Com o período de chuvas, ele apareceu tímido, mas saudável, e foi crescendo com o passar dos dias. A Administração Municipal não deu “bola” para sua existência e ele se aproveitou desse descaso e se alimentou mais e mais da enxurrada que descia a rua. Engordou como um porco de boa raça, bem tratado no chiqueiro. A cada dia abria maior a sua boca, já se sentindo importante, pois as pessoas que passavam, diminuíam a pressa para observá-lo e ninguém mais tinha coragem de seguir diretamente em sua direção.

Inicialmente foi um problema para mim; o buraco surgiu exatamente na direção do meu trabalho. A rua estreita não me dava boas opções de desvio e eu tinha que fazer sempre uma nova manobra para não atingi-lo e, ao mesmo tempo, não perder toda a velocidade do carro. O danado parecia ter vida própria, pois constantemente eu roçava algum pneu em suas bordas. Os solavancos, a cada dia, aumentavam de intensidade e eu via, pelo retrovisor, a sua cara gorda de contentamento. Na volta para casa, ao tocar o volante, eu já me lembrava dele e me preparava para ultrapassá-lo sem maiores dificuldades; no entanto, perdia a disputa. O buraco sempre tinha uma carta na manga; chegou até a arranjar alguns amigos menores para ajudá-lo. Para aumentar as minhas chances, eu pensava em diminuir o máximo possível a carreira, mas era apressado pelos constantes automóveis que apareciam na retaguarda.

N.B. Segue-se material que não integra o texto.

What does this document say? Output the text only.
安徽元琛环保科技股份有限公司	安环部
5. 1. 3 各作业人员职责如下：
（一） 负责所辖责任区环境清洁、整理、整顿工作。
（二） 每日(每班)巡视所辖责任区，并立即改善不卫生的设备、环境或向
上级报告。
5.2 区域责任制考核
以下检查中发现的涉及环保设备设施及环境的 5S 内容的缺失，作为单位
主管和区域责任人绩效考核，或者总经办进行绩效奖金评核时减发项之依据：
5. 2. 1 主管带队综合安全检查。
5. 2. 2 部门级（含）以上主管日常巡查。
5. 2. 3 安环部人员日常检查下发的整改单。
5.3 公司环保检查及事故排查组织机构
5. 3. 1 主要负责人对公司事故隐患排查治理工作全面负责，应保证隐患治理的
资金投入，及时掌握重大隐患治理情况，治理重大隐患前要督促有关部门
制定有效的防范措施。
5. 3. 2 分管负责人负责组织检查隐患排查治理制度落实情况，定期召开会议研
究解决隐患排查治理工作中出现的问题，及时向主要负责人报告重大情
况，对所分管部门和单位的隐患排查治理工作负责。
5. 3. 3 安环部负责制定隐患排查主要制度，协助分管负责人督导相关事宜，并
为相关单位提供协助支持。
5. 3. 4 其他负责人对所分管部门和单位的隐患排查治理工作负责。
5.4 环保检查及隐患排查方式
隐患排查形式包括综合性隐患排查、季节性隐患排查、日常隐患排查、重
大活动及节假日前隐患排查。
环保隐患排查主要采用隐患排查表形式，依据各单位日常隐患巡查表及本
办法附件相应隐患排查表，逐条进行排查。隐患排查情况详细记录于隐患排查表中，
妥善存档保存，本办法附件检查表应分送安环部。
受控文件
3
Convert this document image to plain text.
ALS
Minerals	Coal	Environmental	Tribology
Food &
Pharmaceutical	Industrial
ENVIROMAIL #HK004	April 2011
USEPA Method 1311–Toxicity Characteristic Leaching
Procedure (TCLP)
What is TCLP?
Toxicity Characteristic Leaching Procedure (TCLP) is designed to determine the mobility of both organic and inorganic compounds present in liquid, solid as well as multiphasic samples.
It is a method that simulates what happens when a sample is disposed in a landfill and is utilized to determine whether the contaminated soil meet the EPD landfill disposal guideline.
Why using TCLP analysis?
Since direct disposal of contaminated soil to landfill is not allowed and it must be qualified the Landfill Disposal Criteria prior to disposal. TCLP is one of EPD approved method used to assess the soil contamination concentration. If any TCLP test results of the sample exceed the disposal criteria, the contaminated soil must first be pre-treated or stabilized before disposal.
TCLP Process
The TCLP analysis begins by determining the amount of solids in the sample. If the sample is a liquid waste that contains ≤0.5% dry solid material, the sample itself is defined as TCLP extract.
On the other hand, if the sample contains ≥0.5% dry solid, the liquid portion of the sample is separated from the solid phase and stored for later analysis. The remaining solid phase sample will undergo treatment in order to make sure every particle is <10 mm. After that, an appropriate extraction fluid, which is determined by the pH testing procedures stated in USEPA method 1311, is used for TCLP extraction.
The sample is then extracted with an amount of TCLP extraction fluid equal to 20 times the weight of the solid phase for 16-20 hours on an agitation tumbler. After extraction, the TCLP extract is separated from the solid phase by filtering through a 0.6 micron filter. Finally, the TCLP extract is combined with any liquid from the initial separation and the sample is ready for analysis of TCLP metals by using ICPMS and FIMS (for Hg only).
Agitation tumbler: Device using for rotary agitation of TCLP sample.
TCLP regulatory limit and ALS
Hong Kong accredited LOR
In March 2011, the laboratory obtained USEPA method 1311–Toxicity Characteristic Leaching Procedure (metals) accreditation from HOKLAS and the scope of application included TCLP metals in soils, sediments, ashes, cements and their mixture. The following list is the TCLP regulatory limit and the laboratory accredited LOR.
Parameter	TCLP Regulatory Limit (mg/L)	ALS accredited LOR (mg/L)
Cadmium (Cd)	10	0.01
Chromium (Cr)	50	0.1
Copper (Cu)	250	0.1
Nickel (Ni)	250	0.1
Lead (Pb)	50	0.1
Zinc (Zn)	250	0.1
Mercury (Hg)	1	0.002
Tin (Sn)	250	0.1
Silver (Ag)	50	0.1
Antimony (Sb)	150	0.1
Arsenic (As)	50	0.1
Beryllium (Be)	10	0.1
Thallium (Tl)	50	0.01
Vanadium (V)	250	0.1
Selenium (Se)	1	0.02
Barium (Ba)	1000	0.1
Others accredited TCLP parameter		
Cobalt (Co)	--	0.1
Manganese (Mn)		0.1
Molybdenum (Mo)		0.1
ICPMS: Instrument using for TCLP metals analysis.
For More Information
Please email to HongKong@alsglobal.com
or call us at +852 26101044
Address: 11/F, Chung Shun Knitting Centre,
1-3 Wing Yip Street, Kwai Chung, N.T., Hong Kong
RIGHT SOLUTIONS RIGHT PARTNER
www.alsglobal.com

Um problema, realmente. Mas o ser humano, filho de Deus, tem capacidade infinita e consegue, quando quer, vencer todos os obstáculos da vida. Com esse pensamento otimista e a fé que sempre guiou os meus passos, resolvi estudar uma saída para o caso. Desenhei em um papel a localização do buraco. Medi sua grandeza e analisei sua forma. Levei em consideração as dimensões da rua e a distância entre as rodas do meu carro. Marquei também a disposição exata de seus companheiros e a distância de todos eles ao meio-fio. Finalmente tracei uma rota que me parecia a mais provável de alcançar o sucesso. Eu teria que me desviar do primeiro ataque, avançar alguns metros na contramão e voltar rente ao seu lado esquerdo; depois seguir por alguns metros e passar a roda direita sobre o acostamento meio coberto pela terra. E foi assim. Só se ouviu o meu grito de triunfo: Yes!!!

Agora me sinto feliz. Manhã e tarde são dois belos momentos para mostrar a minha habilidade. Claro que a volta ainda é meio lenta, já que preciso fazer o percurso ao contrário, mas estou quase chegando à perfeição. Vejo outros automóveis enrolando-se na passagem e me lanço, triunfante, pelo caminho desenhado em minha mente. Sei que estou causando até inveja por aí. Aliás, a minha preocupação agora é outra. Ouvi dizer que aconteceu uma mudança nos administradores que cuidam dos destinos de nosso Município. E se o novo dirigente, querendo mostrar serviço, revolve tapar o buraco? Pois é, e logo agora que eu me especializei na travessia? Não, não pode ser. Acho que a prioridade é colocar os salários do funcionalismo público em dia, depois, sim, pensar em recapear as ruas. O meu buraco preferido não pode ser tapado logo agora.